Just One Year Page 4

That hurt. I didn’t know what bothered me more—what she said or that she was talking to him about it. Or maybe it bothered me because it was true. I didn’t so much avoid my sister as my family as a whole. I could do a better job of relating to everyone, but it pissed me off that he was interfering when he didn’t even know me. He’d been living in this house less than twenty-four hours.

“I’m always here if she needs me, and she knows that.”

“Really? When was the last time you initiated hanging out with her, helped her with her homework?”

I didn’t have an answer. And that made me feel like crap. The past year, I’d retreated into my own world a lot. I had been a shitty sister. There was no denying it. I just didn’t appreciate a stranger waltzing into my life and calling me out on it.

For the first time, I really looked Caleb in the eyes. “I don’t know who you think you are, but my relationship with my sister is none of your business.”

He took the last sip of his coffee before placing the mug in the dishwasher. “Very well then.” He nodded. “Cheers. Good talk.”

Then the critical bastard left the room.CHAPTER TWO* * *TEAGANThe nerve of him.

Classes hadn’t started yet, so I had nothing better to do with the rest of my morning than stew over judgmental Caleb. He didn’t know me or anything about the issues I had with my family.

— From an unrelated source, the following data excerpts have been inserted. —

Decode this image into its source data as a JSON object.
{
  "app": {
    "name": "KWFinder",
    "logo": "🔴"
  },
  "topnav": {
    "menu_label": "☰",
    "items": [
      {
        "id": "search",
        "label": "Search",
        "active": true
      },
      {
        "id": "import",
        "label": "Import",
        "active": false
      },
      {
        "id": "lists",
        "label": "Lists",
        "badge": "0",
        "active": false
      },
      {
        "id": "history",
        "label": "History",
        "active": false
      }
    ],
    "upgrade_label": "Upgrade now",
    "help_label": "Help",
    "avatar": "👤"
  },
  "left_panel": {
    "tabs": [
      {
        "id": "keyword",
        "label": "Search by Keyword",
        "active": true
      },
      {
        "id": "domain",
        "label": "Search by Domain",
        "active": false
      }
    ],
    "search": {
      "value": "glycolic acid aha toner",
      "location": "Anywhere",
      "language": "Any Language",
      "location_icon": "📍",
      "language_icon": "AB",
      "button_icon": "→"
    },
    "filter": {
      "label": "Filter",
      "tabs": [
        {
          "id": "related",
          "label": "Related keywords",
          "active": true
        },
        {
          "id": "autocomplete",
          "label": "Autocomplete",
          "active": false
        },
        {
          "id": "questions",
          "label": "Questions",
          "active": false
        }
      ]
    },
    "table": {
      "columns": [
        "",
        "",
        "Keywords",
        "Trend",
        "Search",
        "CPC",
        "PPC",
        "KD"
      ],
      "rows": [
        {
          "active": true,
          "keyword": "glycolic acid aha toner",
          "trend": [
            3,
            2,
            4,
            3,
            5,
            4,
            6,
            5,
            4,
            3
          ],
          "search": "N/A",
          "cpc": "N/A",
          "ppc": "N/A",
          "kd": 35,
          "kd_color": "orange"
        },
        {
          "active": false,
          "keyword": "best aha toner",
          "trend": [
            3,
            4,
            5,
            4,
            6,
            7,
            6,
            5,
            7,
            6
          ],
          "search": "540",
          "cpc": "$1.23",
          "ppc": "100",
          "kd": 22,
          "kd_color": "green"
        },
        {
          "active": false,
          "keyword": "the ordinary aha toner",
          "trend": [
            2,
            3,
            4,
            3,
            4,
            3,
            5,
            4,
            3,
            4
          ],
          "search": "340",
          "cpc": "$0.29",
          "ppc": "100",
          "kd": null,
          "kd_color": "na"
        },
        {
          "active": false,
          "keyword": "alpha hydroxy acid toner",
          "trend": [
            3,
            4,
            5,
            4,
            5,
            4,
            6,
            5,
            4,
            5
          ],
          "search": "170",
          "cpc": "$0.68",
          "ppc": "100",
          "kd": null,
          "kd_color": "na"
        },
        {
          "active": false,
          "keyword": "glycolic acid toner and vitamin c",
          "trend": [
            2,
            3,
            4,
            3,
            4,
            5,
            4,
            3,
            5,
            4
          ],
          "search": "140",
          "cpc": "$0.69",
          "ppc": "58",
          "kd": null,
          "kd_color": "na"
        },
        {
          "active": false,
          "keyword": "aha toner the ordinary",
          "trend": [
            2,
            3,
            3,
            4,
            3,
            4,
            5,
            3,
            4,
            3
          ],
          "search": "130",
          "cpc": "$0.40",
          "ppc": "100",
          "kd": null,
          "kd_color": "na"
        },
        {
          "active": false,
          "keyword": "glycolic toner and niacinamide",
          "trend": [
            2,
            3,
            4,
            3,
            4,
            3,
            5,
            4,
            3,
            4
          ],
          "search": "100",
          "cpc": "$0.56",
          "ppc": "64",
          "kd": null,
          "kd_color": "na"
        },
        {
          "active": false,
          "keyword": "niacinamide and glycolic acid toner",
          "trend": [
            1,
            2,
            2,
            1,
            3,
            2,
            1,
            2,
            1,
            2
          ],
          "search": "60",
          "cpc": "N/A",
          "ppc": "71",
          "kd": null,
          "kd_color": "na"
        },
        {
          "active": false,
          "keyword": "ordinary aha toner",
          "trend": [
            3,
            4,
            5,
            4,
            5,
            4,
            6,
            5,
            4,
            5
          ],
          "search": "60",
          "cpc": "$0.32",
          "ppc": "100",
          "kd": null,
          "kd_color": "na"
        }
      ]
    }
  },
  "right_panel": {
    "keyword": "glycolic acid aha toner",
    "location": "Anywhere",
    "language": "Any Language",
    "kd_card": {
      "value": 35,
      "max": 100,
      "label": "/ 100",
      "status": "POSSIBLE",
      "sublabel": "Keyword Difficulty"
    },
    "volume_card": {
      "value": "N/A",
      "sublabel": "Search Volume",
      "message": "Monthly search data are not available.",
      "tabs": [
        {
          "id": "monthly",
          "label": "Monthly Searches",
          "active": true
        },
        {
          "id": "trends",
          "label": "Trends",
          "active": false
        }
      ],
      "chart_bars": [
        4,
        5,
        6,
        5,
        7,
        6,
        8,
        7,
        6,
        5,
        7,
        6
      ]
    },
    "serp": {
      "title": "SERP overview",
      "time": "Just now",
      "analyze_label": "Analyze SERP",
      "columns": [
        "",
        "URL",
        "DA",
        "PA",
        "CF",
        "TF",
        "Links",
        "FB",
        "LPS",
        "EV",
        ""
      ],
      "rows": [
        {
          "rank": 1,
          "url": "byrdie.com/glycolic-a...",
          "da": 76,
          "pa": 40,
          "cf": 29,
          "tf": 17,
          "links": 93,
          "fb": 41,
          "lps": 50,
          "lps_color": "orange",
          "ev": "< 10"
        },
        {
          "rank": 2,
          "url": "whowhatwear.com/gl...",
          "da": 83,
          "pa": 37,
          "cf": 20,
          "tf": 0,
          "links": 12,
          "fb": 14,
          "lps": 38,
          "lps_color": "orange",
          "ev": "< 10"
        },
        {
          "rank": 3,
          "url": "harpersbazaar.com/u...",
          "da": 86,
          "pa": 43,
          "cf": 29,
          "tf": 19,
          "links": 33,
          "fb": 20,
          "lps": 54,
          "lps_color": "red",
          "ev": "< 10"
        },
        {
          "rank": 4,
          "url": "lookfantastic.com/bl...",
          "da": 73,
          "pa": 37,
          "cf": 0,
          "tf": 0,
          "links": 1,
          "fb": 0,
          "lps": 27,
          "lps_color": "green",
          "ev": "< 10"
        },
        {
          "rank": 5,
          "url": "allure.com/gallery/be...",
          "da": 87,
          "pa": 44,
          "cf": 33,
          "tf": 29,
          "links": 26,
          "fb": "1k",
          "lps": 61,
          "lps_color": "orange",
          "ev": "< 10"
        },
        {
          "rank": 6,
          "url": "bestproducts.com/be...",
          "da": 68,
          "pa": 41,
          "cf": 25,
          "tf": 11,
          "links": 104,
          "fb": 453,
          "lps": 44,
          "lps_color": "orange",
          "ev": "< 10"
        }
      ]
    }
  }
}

Then guilt over what he’d said started to set in.

Damn you, Caleb, for getting in my head.

Eventually I went with Maura to the store, but when my friend Kai came over early that afternoon, she could see I was still upset over something.

“What’s going on?” she asked.

Kai lived a few doors down. She was a year older than me and commuted to Suffolk University.

“You know how I told you we were getting an exchange student to live with us?”

“Yeah. The guy from China—”

“No. That’s Bo Cheng. I wish he were the one living with us. He had to move out because he’s allergic to Catlin Jenner.”

“Oh, bummer. Okay…so…what’s the problem?”

“The university sent someone else, an infuriating guy named Caleb Yates from England.”

I proceeded to tell her the story of meeting Caleb in the men’s room.

She laughed her ass off. “Holy crap.”

I rolled my eyes. “Yeah, literally.”

“Okay, so what’s the big deal? Life played a little joke on you. Get over it.”

“I can totally get over the way we met. Truly. That’s not my problem. My problem is that he took it upon himself to accost me in the kitchen this morning.”

She wriggled her brows. “Sounds exciting.”

“Nothing exciting about it. Sorry. He started asking me why I avoid Shelley. Can you believe that? I mean, really? You’re living in my house for a matter of seconds, and you’re questioning my relationship with my sister? Like…who are you?”

She deepened her stare. “You do avoid Shelley.”

I blew out a frustrated breath. “Et tu, Kai? That’s not what this is about.”

“Alright, alright. I understand that’s not the point here. The point is what you do or how you behave is not any of his business. What did you tell him?”

“I told him just that—that it was none of his business.”

“What did he say?”

“He walked away.”

She nodded. “And that bugged you even more.”

“Well, yes, because isn’t walking away about the worst thing you can do when you’re in the middle of an argument with someone?”

“Actually, it’s probably the smartest thing to do sometimes.”

Blowing out a frustrated breath, I hugged one of my throw pillows. I needed her to be a friend and agree with me today, even if I wasn’t in the right. Part of me knew I was overreacting. But I couldn’t help how I felt.

I sighed. “I don’t know why I’m letting him get under my skin like this. I really don’t.”

“What does this guy look like?”

I pulled on my ponytail. Do I tell her?

My words came out fast. “He’s infuriatingly handsome and smells really good. It’s annoying.”

“A-ha! You know you’ve used the word infuriating twice to describe him.” She laughed. “Anyway, I knew there had to be something fueling this reaction. He’s good-looking on top of everything, and that’s making this even weirder for you.”

“My reaction would be the same regardless.”

“No, it wouldn’t. You wouldn’t care so much if he didn’t have some other kind of effect on you—the effect you’re always trying to avoid when it comes to guys.”

“Don’t go there, okay? We’re talking about him, not me.”

“Alright, well, you know what you do? Send him something in writing, like an email. Nip this in the bud. Tell him that while you appreciate his concern, you don’t appreciate him sticking his nose where it doesn’t belong when it comes to your personal matters.”